President Donald Trump’s campaign, the National Republican Committee, and three affiliated political groups raised nearly half a billion dollars from mid-October through late November, the campaign announced on Thursday evening, including more than $200 million since Election Day.
The eye-popping sum came after weeks of relentless fundraising by Trump and national Republicans, who used baseless claims of a widespread conspiracy to illegally deny the president a second term to rake in huge sums from grassroots Trump supporters. That fundraising push has largely asked for funds to attempt to overturn the 2020 presidential election in court, where the campaign has so far been wildly unsuccessful in convincing any judge of its case.

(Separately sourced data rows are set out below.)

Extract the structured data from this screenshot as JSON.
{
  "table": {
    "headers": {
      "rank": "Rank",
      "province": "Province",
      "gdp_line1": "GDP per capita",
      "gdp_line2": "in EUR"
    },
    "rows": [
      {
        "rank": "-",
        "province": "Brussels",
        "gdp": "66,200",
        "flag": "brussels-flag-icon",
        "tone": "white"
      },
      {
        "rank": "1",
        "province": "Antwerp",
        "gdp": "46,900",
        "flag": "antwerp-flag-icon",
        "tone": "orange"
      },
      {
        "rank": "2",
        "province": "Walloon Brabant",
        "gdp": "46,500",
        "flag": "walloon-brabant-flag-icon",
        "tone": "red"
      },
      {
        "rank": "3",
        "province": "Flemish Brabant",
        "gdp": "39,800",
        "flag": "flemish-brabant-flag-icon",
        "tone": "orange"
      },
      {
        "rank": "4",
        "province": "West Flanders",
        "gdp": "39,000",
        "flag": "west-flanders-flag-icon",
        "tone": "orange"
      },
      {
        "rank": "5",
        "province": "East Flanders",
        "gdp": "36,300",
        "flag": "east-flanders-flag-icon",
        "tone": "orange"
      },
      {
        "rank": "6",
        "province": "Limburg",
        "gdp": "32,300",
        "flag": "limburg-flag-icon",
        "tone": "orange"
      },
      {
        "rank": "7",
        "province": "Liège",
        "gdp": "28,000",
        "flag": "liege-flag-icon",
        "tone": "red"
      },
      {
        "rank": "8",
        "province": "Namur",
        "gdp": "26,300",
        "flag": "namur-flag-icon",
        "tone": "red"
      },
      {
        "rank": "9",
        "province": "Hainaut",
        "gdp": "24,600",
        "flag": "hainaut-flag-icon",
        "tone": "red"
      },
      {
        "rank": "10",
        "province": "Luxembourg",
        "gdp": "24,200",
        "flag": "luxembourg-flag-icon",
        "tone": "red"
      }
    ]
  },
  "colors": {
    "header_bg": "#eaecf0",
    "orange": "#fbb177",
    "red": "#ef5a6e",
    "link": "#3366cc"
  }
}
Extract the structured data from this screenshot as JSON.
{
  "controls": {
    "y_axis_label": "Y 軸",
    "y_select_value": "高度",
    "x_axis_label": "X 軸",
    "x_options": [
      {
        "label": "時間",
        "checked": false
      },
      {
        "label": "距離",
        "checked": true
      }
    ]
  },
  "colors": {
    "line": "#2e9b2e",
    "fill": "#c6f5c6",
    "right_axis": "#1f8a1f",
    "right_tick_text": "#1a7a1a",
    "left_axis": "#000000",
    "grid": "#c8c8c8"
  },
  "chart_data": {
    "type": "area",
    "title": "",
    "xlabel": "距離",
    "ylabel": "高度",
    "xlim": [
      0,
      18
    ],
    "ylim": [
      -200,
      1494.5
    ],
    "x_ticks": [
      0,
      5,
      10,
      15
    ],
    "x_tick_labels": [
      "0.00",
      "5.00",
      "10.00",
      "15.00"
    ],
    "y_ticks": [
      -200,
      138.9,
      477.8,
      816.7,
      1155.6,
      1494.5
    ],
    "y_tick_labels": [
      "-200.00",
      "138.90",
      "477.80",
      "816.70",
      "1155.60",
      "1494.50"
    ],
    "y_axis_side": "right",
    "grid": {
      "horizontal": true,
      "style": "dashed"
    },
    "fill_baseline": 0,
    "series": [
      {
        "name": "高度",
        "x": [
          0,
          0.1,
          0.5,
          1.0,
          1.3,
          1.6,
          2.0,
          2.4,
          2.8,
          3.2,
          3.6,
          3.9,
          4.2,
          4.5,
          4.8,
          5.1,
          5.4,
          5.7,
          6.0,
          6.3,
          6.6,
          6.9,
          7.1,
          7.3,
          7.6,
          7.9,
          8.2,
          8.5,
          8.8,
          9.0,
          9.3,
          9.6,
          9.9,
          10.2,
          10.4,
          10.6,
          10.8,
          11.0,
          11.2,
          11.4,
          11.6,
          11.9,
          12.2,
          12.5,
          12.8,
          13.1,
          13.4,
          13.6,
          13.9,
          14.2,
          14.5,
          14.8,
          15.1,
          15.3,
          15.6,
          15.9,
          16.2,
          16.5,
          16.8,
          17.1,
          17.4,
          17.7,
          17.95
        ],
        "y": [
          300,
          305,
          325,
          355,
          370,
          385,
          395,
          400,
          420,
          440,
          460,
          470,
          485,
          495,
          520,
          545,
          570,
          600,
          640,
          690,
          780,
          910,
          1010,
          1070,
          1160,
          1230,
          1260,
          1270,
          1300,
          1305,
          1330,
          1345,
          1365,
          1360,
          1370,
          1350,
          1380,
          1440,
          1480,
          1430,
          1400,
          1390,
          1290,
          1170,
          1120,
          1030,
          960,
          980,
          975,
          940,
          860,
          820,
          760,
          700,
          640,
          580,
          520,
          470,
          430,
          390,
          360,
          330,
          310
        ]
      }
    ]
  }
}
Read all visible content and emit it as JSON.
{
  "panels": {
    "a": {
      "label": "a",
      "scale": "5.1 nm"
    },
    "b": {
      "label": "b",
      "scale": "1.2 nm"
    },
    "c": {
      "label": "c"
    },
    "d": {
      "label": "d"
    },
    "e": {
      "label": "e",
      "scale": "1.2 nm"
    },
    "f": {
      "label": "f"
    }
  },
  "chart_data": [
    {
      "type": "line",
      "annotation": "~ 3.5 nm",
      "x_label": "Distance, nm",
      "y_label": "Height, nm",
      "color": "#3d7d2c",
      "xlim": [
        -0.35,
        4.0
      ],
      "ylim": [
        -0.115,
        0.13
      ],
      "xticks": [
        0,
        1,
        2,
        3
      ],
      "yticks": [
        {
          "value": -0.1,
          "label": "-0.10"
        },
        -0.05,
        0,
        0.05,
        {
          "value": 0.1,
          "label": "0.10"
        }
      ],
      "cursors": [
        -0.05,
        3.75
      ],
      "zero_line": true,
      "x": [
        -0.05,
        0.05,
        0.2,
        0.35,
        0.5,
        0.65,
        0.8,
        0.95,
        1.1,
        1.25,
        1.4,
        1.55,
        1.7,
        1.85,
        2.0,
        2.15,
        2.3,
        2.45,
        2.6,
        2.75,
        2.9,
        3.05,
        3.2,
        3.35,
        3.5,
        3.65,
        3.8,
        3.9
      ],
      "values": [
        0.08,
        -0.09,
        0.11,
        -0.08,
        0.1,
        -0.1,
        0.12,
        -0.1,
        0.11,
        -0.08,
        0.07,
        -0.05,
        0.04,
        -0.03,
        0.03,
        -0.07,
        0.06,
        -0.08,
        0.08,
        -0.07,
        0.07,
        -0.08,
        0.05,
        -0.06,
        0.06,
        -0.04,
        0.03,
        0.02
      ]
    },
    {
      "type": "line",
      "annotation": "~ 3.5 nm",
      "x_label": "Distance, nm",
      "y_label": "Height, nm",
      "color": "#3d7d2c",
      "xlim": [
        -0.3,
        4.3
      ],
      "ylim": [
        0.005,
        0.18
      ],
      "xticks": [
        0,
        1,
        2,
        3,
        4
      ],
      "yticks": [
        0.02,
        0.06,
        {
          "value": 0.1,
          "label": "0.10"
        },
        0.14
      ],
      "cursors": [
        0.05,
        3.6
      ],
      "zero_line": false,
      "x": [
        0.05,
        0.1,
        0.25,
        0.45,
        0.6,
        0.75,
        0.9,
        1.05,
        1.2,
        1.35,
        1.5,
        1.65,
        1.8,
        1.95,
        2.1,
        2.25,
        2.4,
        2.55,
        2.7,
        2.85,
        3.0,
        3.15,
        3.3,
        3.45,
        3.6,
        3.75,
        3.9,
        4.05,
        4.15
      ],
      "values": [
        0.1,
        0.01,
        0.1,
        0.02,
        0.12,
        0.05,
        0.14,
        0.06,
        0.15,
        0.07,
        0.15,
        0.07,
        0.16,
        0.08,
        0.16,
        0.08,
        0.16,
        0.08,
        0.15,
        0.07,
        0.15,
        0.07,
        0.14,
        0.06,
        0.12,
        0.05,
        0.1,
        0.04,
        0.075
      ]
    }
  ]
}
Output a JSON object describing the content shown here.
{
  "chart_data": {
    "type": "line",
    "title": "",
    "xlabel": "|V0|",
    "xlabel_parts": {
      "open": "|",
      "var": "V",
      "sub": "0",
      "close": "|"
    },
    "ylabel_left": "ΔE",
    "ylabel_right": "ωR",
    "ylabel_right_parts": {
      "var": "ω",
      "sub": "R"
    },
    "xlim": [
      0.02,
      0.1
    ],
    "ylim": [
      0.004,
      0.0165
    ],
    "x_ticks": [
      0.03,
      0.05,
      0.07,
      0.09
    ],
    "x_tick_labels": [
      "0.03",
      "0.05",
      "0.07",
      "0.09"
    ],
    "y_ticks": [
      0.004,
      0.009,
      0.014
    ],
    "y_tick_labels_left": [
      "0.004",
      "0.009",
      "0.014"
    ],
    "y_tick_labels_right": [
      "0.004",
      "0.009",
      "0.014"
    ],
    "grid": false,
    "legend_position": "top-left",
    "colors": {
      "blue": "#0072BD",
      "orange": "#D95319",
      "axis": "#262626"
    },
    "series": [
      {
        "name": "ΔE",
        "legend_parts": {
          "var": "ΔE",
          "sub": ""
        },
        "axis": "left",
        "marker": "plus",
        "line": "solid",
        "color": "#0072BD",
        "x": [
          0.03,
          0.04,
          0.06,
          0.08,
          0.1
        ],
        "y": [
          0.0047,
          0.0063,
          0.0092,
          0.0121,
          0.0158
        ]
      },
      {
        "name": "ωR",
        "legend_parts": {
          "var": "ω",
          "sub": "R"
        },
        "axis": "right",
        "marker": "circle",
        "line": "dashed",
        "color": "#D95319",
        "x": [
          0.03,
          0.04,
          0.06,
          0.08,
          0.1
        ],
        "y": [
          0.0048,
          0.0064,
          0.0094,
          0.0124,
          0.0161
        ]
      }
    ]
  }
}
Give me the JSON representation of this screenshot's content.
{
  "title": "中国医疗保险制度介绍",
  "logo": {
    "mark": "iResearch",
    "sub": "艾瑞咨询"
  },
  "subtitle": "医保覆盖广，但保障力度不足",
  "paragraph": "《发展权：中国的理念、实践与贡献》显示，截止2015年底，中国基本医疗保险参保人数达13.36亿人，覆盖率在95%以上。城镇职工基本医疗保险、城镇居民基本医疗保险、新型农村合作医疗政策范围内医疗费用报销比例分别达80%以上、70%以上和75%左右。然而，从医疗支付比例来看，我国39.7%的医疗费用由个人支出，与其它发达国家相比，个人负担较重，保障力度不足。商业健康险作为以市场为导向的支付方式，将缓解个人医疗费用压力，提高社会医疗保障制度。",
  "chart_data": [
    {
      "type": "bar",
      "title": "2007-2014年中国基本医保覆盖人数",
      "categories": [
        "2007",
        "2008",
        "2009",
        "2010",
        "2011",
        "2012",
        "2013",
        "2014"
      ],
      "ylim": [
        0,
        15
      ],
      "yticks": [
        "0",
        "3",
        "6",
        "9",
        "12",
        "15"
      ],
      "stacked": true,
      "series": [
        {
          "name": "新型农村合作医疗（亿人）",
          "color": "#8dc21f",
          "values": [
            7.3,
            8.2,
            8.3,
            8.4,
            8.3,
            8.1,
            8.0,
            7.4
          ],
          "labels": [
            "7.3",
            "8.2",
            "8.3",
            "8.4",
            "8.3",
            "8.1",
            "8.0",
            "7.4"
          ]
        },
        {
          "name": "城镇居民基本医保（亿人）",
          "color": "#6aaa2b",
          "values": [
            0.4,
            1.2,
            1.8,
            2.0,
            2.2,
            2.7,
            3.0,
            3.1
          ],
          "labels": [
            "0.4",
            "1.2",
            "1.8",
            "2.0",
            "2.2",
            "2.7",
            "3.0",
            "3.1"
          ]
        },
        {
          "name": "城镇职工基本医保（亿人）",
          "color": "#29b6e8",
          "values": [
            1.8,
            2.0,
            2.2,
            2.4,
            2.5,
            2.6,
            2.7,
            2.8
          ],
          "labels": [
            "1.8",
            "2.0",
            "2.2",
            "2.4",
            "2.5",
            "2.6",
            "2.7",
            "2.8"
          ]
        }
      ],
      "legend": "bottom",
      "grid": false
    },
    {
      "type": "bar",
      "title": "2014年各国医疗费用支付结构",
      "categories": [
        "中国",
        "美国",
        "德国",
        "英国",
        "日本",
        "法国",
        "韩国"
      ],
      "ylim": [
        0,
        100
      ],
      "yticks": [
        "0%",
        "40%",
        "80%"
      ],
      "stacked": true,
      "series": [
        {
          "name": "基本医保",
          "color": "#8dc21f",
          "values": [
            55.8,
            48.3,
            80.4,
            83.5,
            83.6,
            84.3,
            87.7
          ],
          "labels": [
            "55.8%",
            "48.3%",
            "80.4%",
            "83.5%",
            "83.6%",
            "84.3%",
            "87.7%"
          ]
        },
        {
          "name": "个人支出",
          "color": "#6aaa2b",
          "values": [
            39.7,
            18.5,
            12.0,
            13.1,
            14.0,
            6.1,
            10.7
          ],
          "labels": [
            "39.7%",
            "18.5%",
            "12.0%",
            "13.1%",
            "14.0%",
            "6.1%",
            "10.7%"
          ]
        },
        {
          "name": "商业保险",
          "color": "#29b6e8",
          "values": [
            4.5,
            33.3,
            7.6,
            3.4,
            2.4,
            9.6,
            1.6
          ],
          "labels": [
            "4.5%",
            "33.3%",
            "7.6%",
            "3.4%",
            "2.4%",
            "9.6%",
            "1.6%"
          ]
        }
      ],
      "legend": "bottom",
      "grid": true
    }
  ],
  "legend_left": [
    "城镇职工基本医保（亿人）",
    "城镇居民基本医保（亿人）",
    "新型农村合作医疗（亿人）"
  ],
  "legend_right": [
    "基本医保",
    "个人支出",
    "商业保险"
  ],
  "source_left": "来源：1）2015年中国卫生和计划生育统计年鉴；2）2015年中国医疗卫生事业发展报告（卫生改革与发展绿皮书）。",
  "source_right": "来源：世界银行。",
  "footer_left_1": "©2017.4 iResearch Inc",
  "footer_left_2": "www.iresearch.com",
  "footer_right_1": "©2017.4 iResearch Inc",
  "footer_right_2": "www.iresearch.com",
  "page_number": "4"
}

In total, the campaign, the RNC, and two joint fundraising accounts brought in at least $495 million from October 15 through November 23.
“These tremendous fundraising numbers show President Trump remains the leader and source of energy for the Republican Party, and that his supporters are dedicated to fighting for the rightful, legal outcome of the 2020 general election,” Trump campaign manager Bill Stepien said in a statement on the campaign’s finances.
The legal outcome—President-elect Joe Biden’s victory—is, in fact, already known. But the campaign and the RNC have propped up the fiction of a vast anti-Trump conspiracy involving rigged voting machines and the deceased president of Venezuela as they continue pulling in money for activities mostly unrelated to the litigation Trump’s attorneys have pursued in states around the country.
That litigation has been almost uniformly unsuccessful. Courts in multiple states have tossed out the campaign’s efforts to prevent the certification of Biden’s electoral college victories and disenfranchise huge numbers of largely Democratic voters.
Trump’s legions of grassroots supporters have nonetheless stepped up to fund the effort, even as some of his higher dollar donors head for the exits. But a large portion of those grassroots donations haven’t actually funded the post-election legal fights. Much of it went towards retiring Trump campaign debt, and a significant portion has financed Save America, the leadership PAC created in the aftermath of the election, as it became clear Trump will not be re-elected.
Trump will likely use that group to finance expenses associated with an anticipated 2024 presidential run—or at least a trial run over the next few years as he ponders one. The Trump Make America Great Again Committee, one of the two RNC-campaign joint fundraising accounts, is now steering 75 cents of every dollar donated to that group—a fact that’s only evident in the fine print of its solicitations.
In its first two weeks in existence, Save America raised about $570,000, according to its inaugural financial filing with the Federal Election Commission, nearly three quarters of that sum coming from donations of under $200. Its only expenditures were merchant fees paid to the GOP fundraising platform WinRed—meaning all the group did in its first two weeks was raise money, despite the frequent fundraising appeals invoking a fight against election fraud.
Leadership PACs generally use the money they raise to shell out funds to like-minded elected officials, often as a way of building political capital. But such groups are frequently criticized for the wide latitude they give the officials that control them to spend money on activities that are at best tangentially related to actual political activity. Numerous federal officeholders, for example, have been scrutinized for spending leadership PAC funds on personal expenses.
The rules governing leadership PAC spending, which are more lax than regulations on actual campaign committees, mean that Trump will be free to spend the money that Save America raises on a wide variety of activities—and, if he pleases, at plenty of Trump properties—as he mulls another run at the White House in four years.